Cell segmentation was performed based on DAPI and membrane staining, using the CellPose algorithm as part of the Merscope workflow. Data was inspected using the visualizer software, and subsequently analyzed using a custom pipeline. The output cell gene count and cell coordinate matrices were loaded individually into Seurat (v5). Only regions with a raw number of cells > 4,000 were kept for further analysis. To ensure consistency in cell annotation across the 4 samples, the individual expression matrices were merged without considering their spatial coordinates. Cells with nUMI > 20 and nGenes detected > 10 were kept for further steps. Count matrices were processed using NormalizeData (normalization.method ="LogNormalize", scale.factor = 10,000), ScaleData, RunPCA (npcs = 30), RunUMAP(reduction ="pca", dims = 1:20). Graph-based clustering was performed using the FindNeighbors(reduction ="pca", dims = 1:20) and FindClusters(resolution = 0.8) functions in Seurat. Clusters were annotated using the same procedure as for the scRNAseq (see above). Two-dimensional plots of the individual samples were represented using the “DimPlot” function, with “reduction = ”spatial”.

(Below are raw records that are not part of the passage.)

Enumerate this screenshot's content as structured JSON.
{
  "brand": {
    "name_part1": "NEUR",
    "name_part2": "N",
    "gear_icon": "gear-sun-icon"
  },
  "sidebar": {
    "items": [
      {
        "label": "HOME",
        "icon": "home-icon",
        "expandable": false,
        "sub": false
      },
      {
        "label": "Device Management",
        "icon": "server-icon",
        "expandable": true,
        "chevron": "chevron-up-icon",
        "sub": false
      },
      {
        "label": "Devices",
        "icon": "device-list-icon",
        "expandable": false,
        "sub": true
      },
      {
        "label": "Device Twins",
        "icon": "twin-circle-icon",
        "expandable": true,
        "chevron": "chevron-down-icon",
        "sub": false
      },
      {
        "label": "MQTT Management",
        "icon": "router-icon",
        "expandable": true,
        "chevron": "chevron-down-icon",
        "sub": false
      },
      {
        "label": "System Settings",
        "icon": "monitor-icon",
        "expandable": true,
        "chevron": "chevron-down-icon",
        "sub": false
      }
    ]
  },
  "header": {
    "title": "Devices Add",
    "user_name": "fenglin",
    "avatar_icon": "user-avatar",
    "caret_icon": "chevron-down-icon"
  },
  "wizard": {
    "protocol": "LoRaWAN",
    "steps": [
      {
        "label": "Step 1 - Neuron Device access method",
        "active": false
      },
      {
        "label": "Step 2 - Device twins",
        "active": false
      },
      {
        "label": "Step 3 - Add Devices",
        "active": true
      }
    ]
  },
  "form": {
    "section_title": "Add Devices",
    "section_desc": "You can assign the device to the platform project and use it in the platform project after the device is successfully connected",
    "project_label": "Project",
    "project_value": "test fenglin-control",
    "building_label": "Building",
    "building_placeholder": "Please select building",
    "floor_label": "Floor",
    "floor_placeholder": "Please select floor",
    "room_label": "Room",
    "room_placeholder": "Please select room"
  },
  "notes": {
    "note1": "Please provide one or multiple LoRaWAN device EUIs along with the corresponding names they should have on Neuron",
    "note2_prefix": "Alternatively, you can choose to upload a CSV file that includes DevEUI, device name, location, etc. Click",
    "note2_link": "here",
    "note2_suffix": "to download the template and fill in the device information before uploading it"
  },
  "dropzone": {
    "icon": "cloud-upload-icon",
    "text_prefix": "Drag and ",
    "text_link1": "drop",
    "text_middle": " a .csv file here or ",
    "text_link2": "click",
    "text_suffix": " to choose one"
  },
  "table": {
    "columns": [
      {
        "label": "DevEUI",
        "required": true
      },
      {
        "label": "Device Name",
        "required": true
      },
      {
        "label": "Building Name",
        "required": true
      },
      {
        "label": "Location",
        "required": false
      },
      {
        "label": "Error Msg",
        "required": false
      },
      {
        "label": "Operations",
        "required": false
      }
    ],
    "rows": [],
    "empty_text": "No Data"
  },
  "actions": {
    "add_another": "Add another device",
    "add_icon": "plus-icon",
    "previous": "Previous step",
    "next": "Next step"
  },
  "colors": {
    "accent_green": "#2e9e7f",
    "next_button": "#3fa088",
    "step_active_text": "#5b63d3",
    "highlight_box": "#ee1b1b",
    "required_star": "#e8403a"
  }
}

Analysis of MERFISH datasets & identification of expression patterns of the pre-tumoral signature

We focused on the LP compartment in each sample and kept the spatial coordinates of each LP cell. Neighbor relationships between LPs in each sample were computed using the “getSpatialNeighbors” function from the MERINGUE R package, setting the minimal distance between LPs to consider as neighbors to dist = 15. Significantly spatially auto-correlated genes were obtained by computing the MORAN’s I test, taking as input the normalized-gene expression matrix and the weighted adjacency matrix computed before. These steps were run independently on each LP compartment from each sample. The top 95 th quantile highly spatially variable genes from the four samples were kept as “TRUE_spatially variable”. From this list of genes, only those part in the pre-tumoral signature were considered; namely: VIM, CCND1, AQP5, IGFBP4. The coexpression of the four genes retained from the previous steps was assessed on each sample using a kernel-density of co-expression from the Nebulosa (https://github.com/powellgenomicslab/Nebulosa) R package.

Authors’ contributions

C.L. and M.L. performed experiments throughout the manuscripts. A.D and A. T. performed single-cell epigenomic experiments. M.S and P.P performed computational analysis. R.L, K.B performed MERFISH experiments. M.F. performed mouse work. A.C. performed senescence associated experiments. A.V.S. selected patient samples. J.M. and H. S. performed and analysed multiplex IHC experiments. C.V designed and led the project. C.V., C.L., M.S. and M.L. made figures and wrote the manuscript with input from all authors.

Funding

This work was supported by the ATIP Avenir program, by Plan Cancer, by the SiRIC-Curie program SiRIC Grants #INCa-DGOS- 4654 and #INCa-DGOS-Inserm_12554, support from Bettencourt-Schueller Foundation and by a starting ERC grant from the H2020 program #948528-ChromTrace (C.V.). High-throughput sequencing was performed by the ICGex NGS platform of the Institut Curie supported by the grants Equipex #ANR- 10-EQPX- 03, by the France Genomique Consortium from the Agence Nationale de la Recherche #ANR- 10-INBS- 09–08 ("Investissements d’Avenir"program), by the ITMO-Cancer Aviesan—Plan Cancer III and by the SiRIC-Curie program SiRIC Grant #INCa-DGOS- 4654.

Data availability

The datasets described in this study have been deposited in the GEO repository, SuperSeries GSE200444. 

Declarations

Competing interests

The authors declare no competing interests.